We have the definition of independence of events $A_1,A_2,\dots,A_n$:
$$\mathbf P\left(\bigcap_{i\in S}A_i\right)=\prod_{i\in S}\mathbf P\left(A_i\right), \forall S\subset\{1, 2, \dots, n\}$$
This means that, for three events $A_1, A_2, A_3$, $\mathbf P(A_1\cap A_2\cap A_3)=\mathbf P(A_1)\cdot \mathbf P(A_2)\cdot \mathbf P(A_3)$ alone is not sufficient for them to be independent because it does not imply the other three criteria:
- $\mathbf P(A_1\cap A_2)=\mathbf P(A_1)\cdot \mathbf P(A_2)$
- $\mathbf P(A_2\cap A_3)=\mathbf P(A_2)\cdot \mathbf P(A_3)$
- $\mathbf P(A_3\cap A_1)=\mathbf P(A_3)\cdot \mathbf P(A_1)$
However, we can say that three random variables are independent if $p_{X,Y,Z}(x,y,z)=p_X(x)\cdot p_Y(y)\cdot p_Z(z),\forall x,y,z$.
Once this equation is satisfied, we have
$$\begin{align} p_{X,Y}(x,y)&=\sum_zp_{X,Y,Z}(x,y,z)\\ &=\sum_zp_X(x)\cdot p_Y(y)\cdot p_Z(z)\\ &=p_X(x)\cdot p_Y(y)\sum_zp_Z(z)\\ &=p_X(x)\cdot p_Y(y) \end{align}$$
Similarly, we have $p_{Y,Z}(y,z)=p_Y(y)\cdot p_Z(z)$ and $p_{Z,X}(z,x)=p_Z(z)\cdot p_X(x)$.

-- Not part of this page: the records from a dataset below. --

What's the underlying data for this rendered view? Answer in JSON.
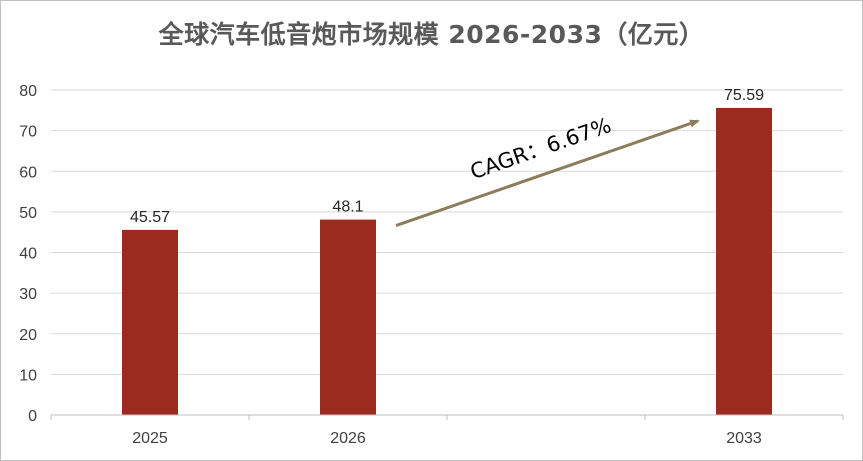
{
  "title": "全球汽车低音炮市场规模 2026-2033（亿元）",
  "chart_data": {
    "type": "bar",
    "title": "全球汽车低音炮市场规模 2026-2033（亿元）",
    "categories": [
      "2025",
      "2026",
      "",
      "2033"
    ],
    "values": [
      45.57,
      48.1,
      null,
      75.59
    ],
    "data_labels": [
      "45.57",
      "48.1",
      "",
      "75.59"
    ],
    "xlabel": "",
    "ylabel": "",
    "ylim": [
      0,
      80
    ],
    "yticks": [
      "0",
      "10",
      "20",
      "30",
      "40",
      "50",
      "60",
      "70",
      "80"
    ],
    "grid": true,
    "legend": "none",
    "bar_color": "#9b2b1f",
    "annotation": {
      "text": "CAGR：6.67%",
      "arrow_color": "#8b7d5c",
      "from_category_index": 1,
      "to_category_index": 3
    }
  }
}
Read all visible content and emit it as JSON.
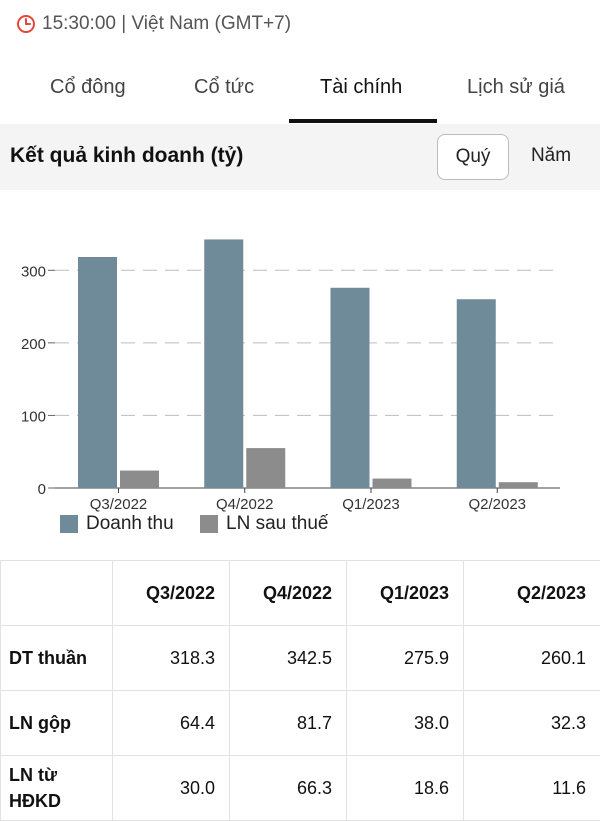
{
  "header": {
    "time_text": "15:30:00 | Việt Nam (GMT+7)",
    "clock_icon": "clock-icon",
    "accent_color": "#e8463b"
  },
  "tabs": [
    {
      "label": "Cổ đông",
      "active": false
    },
    {
      "label": "Cổ tức",
      "active": false
    },
    {
      "label": "Tài chính",
      "active": true
    },
    {
      "label": "Lịch sử giá",
      "active": false
    }
  ],
  "section": {
    "title": "Kết quả kinh doanh (tỷ)",
    "period_options": [
      {
        "label": "Quý",
        "selected": true
      },
      {
        "label": "Năm",
        "selected": false
      }
    ]
  },
  "chart_data": {
    "type": "bar",
    "categories": [
      "Q3/2022",
      "Q4/2022",
      "Q1/2023",
      "Q2/2023"
    ],
    "series": [
      {
        "name": "Doanh thu",
        "color": "#6f8a98",
        "values": [
          318.3,
          342.5,
          275.9,
          260.1
        ]
      },
      {
        "name": "LN sau thuế",
        "color": "#8c8c8c",
        "values": [
          24,
          55,
          13,
          8
        ]
      }
    ],
    "yticks": [
      0,
      100,
      200,
      300
    ],
    "ylim": [
      0,
      350
    ],
    "grid": true,
    "legend": "bottom-left"
  },
  "table": {
    "columns": [
      "Q3/2022",
      "Q4/2022",
      "Q1/2023",
      "Q2/2023"
    ],
    "rows": [
      {
        "label": "DT thuần",
        "values": [
          "318.3",
          "342.5",
          "275.9",
          "260.1"
        ]
      },
      {
        "label": "LN gộp",
        "values": [
          "64.4",
          "81.7",
          "38.0",
          "32.3"
        ]
      },
      {
        "label": "LN từ HĐKD",
        "values": [
          "30.0",
          "66.3",
          "18.6",
          "11.6"
        ]
      }
    ]
  }
}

Why is there such a difference in the definitions of indepedence? Is there an intuitive explanation for this?
Looking at events and random variables together we have:
$A_1,\dots, A_n$ are independent events if and only if $1_{A_1},\dots,1_{A_n}$ are independent random variables.
That's quite fair isn't it? You could say that events and random variables are treated the same way when it comes to independence.
But this induces the following definition for independence of events $A_1,\dots,A_n$:$$\Pr(E_1\cap\cdots\cap E_n)=\Pr(E_1)\times\cdots\times\Pr(E_n)\text{ where }E_i\in\{A_i,A_i^c\}\text{ for }i=1,\dots,n$$
So actually it is a cluster of $2^n$ identities.
It is equivalent to the definition you mention in your question and is a stronger condition than the (insufficient) condition $\Pr(A_1\cap\cdots\cap A_n)=\Pr(A_1)\times\cdots\times\Pr(A_n)$.